After this game, pending final paperwork, Bairstow will be flying to India for a brief stint with Mumbai Indians in the latter stages of the Indian Premier League. He was initially overlooked at the IPL auction, before the England and Wales Cricket Board – still his paymasters on a central contract that ends in October – blocked him going to the Pakistan Super League, leading to his elevation to the captaincy at Yorkshire, a post his father, David, once held.
Mumbai wanted him to go to India before this match, but Bairstow chose to stay. Yorkshire have considered it a bonus to have him around so much in the early part of the season, so gave their blessing for him to miss their Championship match against leaders Nottinghamshire and possibly a couple of Blast fixtures, too.
All this meant there was an air of inevitability about Bairstow performing here. In fact, the only surprise was that he fell 11 runs short of his first century as Yorkshire captain. Without him, this would have been a much tougher day for his team, given the misfortune of losing the toss. He provided the backbone of their 255; given 13 overs before stumps, Surrey’s openers, Burns and Dom Sibley, had chipped off 46.
Bairstow’s Yorkshire have been a team in the captain’s image: entertaining and unpredictable, capable of winning games by huge margins (504 runs against Worcestershire, their biggest ever) and losing games they should win (at home to Warwickshire, when Joe Root and Harry Brook were available). He has contributed positively. This innings leaves him with 448 runs at a tick shy of 50 this season; none of those above him do not have a hundred, but they have also not scored as quickly as his strike rate of 68.
Yorkshire made a good start, with Division One’s leading run-scorer Adam Lyth sharing an opening stand of 52 with Finlay Bean.

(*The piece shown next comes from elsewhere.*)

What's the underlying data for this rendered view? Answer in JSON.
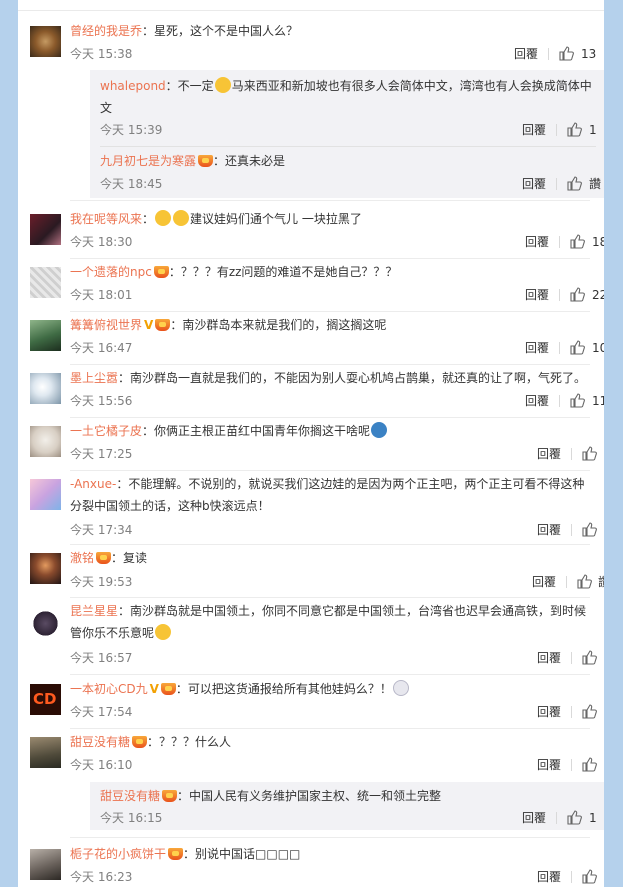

But Bean and James Wharton fell in quick succession, then Jonny Tattersall was brilliantly caught down the leg side by a leaping Ben Foakes.
Foakes’s catch brought his old England rival, Bairstow, to the crease. He was soon at his bristling best, stroking Tom Lawes for boundaries through cover and midwicket, then pulling Matthew Fisher, who moved south from Headingley this winter, for four. Later in the over he was flicked fine for four more. The New Zealander Nathan Smith was brought on, and bounced out Lyth with a brute. But he could not trouble Bairstow, who drove him through cover and down the ground to reach a half-century that featured 10 boundaries.
Looking to kick on, Bairstow swatted Surrey’s spinner Dan Lawrence to the man in the deep. With him went Yorkshire’s hopes, as they collapsed from 237 for six to scraping one batting point.